Autism & Sleep Troubles

A Critical Concern and Least Studied Feature of the Spectrum

Ask any parent raising a child with autism about their daily challenges, a list will be produced fairly quick. Whether it is dealing with picky eating, rigid dressing and grooming routines, self-stimulatory behaviors, echolalia or all the above; managing these autism related issues takes an enormous amount of patience and dedication to remaining calm. By the end of the day, most parents are ready for peace, quiet and most of all rest. However, the respite that these parents desperately need is unlikely to easily occur. As a 2019 Pediatrics study reports, nearly 80% of preschoolers with autism suffer from disrupted sleep. Which makes sleeping problems one of the cruelest challenges of parenting a child with autism. Parents have to do twice the work on half the amount of sleep.

A new article highlights the agony of sleep problems for individuals with autism. The two most common issues are insomnia and diminished time spent in the Rapid Eye Movement (REM) stage. The insomnia people with autism experience not only makes it difficult to fall asleep but it also makes it a challenge to stay asleep. People with autism face challenges with REM sleep as well. The general population spends about 23 percent of their sleep in the REM cycle. People with autism only spend 15 percent, making their sleep less restorative. Lower quality sleep can lead to poor social skills, more severe repetitive behaviors and lower scores on IQ tests.

Features of autism including gastrointestinal issues, hyperactivity, anxiety, sensory integration dysfunction, medications and gene mutations inhibiting melatonin production are reasons why sleep can be so elusive for those on the spectrum. Tests used to examine the brain’s activity during the sleep cycle are difficult to administer due to use of sensors worn on the body, which is a terrible proposition for people prone to sensory issues. Sleep research as it relates to autism is nearly impossible.

Sadly, there isn’t a long list of suggestions to help children with autism get the best rest possible. Drugs for insomnia are approved for adults with autism but not for children. Commitment to a calming and consistent bedtime routine is advised. Melatonin sleeping aid supplements can also be beneficial.

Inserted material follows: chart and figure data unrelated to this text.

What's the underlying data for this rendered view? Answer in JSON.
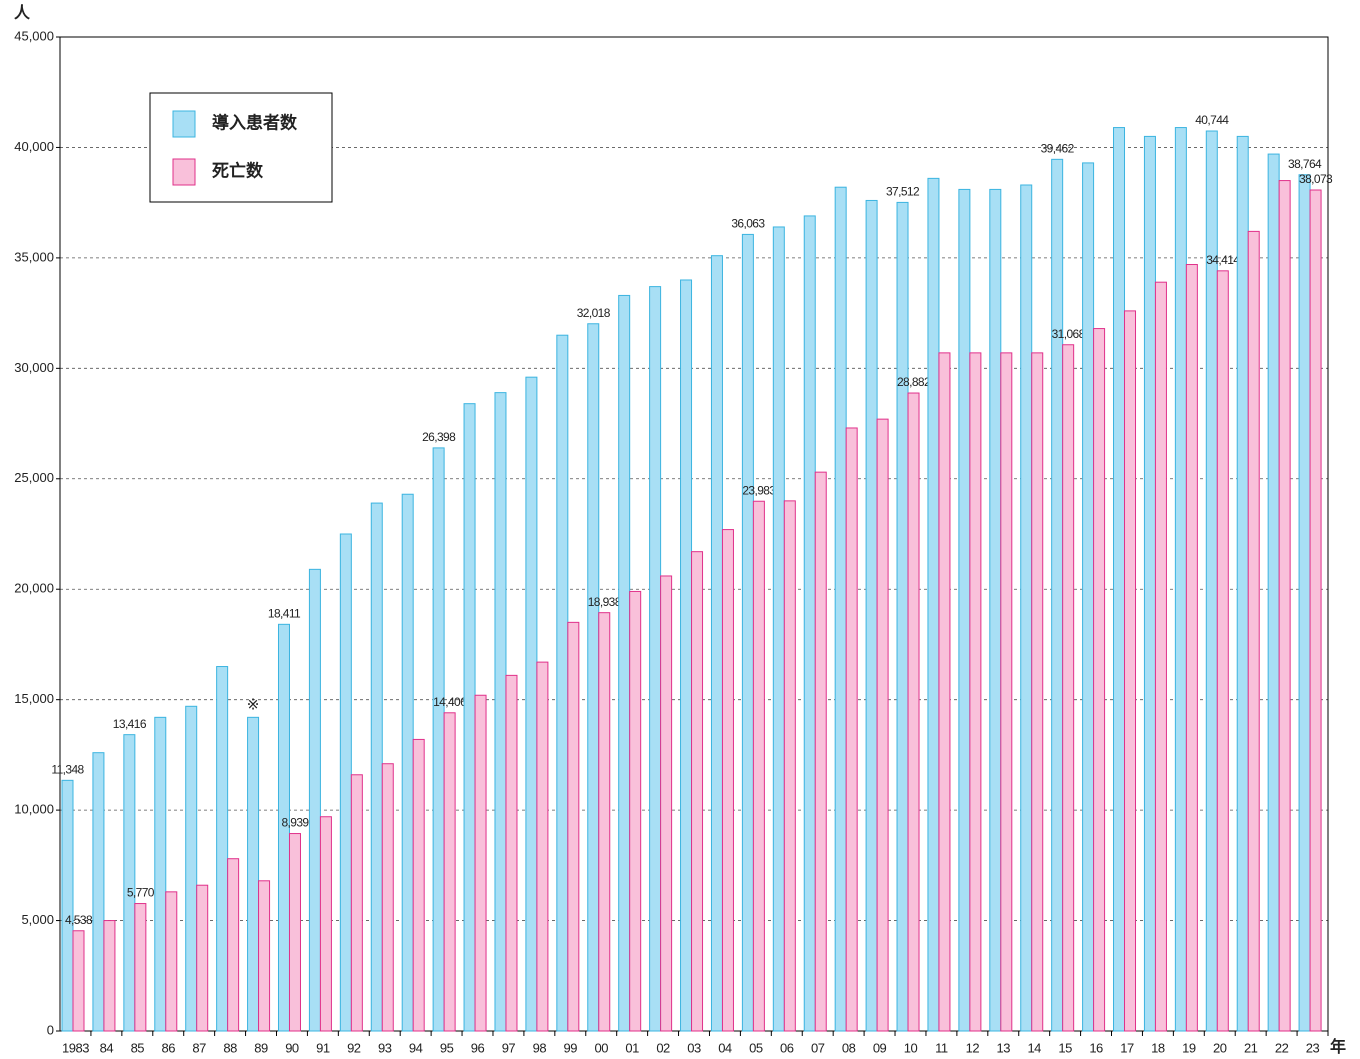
{
  "chart_data": {
    "type": "bar",
    "y_label": "人",
    "x_label": "年",
    "categories": [
      "1983",
      "84",
      "85",
      "86",
      "87",
      "88",
      "89",
      "90",
      "91",
      "92",
      "93",
      "94",
      "95",
      "96",
      "97",
      "98",
      "99",
      "00",
      "01",
      "02",
      "03",
      "04",
      "05",
      "06",
      "07",
      "08",
      "09",
      "10",
      "11",
      "12",
      "13",
      "14",
      "15",
      "16",
      "17",
      "18",
      "19",
      "20",
      "21",
      "22",
      "23"
    ],
    "series": [
      {
        "name": "導入患者数",
        "color": "#a8dff5",
        "stroke": "#3bb4e0",
        "values": [
          11348,
          12600,
          13416,
          14200,
          14700,
          16500,
          14200,
          18411,
          20900,
          22500,
          23900,
          24300,
          26398,
          28400,
          28900,
          29600,
          31500,
          32018,
          33300,
          33700,
          34000,
          35100,
          36063,
          36400,
          36900,
          38200,
          37600,
          37512,
          38600,
          38100,
          38100,
          38300,
          39462,
          39300,
          40900,
          40500,
          40900,
          40744,
          40500,
          39700,
          38764
        ],
        "value_labels": [
          "11,348",
          null,
          "13,416",
          null,
          null,
          null,
          null,
          "18,411",
          null,
          null,
          null,
          null,
          "26,398",
          null,
          null,
          null,
          null,
          "32,018",
          null,
          null,
          null,
          null,
          "36,063",
          null,
          null,
          null,
          null,
          "37,512",
          null,
          null,
          null,
          null,
          "39,462",
          null,
          null,
          null,
          null,
          "40,744",
          null,
          null,
          "38,764"
        ]
      },
      {
        "name": "死亡数",
        "color": "#f9c0da",
        "stroke": "#e0308a",
        "values": [
          4538,
          5000,
          5770,
          6300,
          6600,
          7800,
          6800,
          8939,
          9700,
          11600,
          12100,
          13200,
          14406,
          15200,
          16100,
          16700,
          18500,
          18938,
          19900,
          20600,
          21700,
          22700,
          23983,
          24000,
          25300,
          27300,
          27700,
          28882,
          30700,
          30700,
          30700,
          30700,
          31068,
          31800,
          32600,
          33900,
          34700,
          34414,
          36200,
          38500,
          38073
        ],
        "value_labels": [
          "4,538",
          null,
          "5,770",
          null,
          null,
          null,
          null,
          "8,939",
          null,
          null,
          null,
          null,
          "14,406",
          null,
          null,
          null,
          null,
          "18,938",
          null,
          null,
          null,
          null,
          "23,983",
          null,
          null,
          null,
          null,
          "28,882",
          null,
          null,
          null,
          null,
          "31,068",
          null,
          null,
          null,
          null,
          "34,414",
          null,
          null,
          "38,073"
        ]
      }
    ],
    "annotations": [
      {
        "text": "※",
        "category": "89",
        "series": 0
      }
    ],
    "ylim": [
      0,
      45000
    ],
    "yticks": [
      0,
      {
        "value": 5000,
        "label": "5,000"
      },
      {
        "value": 10000,
        "label": "10,000"
      },
      {
        "value": 15000,
        "label": "15,000"
      },
      {
        "value": 20000,
        "label": "20,000"
      },
      {
        "value": 25000,
        "label": "25,000"
      },
      {
        "value": 30000,
        "label": "30,000"
      },
      {
        "value": 35000,
        "label": "35,000"
      },
      {
        "value": 40000,
        "label": "40,000"
      },
      {
        "value": 45000,
        "label": "45,000"
      }
    ],
    "grid": true,
    "legend": "upper left"
  }
}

Better sleep is associated with improved learning, less irritability and fewer behavioral problems for children with autism. Disruptive sleep affects everyone in the household, therefore improved sleeping patterns are vital.

References

Lewis First, MD, MS. Sleep Problems in Children with Autism Spectrum Disorder and Other Developmental Delays: A Study That Raises Awareness. AAP News & Journals. Publish Date: February 11, 2019.

Hannah Furfaro. Sleep Problems in Autism, Explained. Publish Date: February 6, 2020.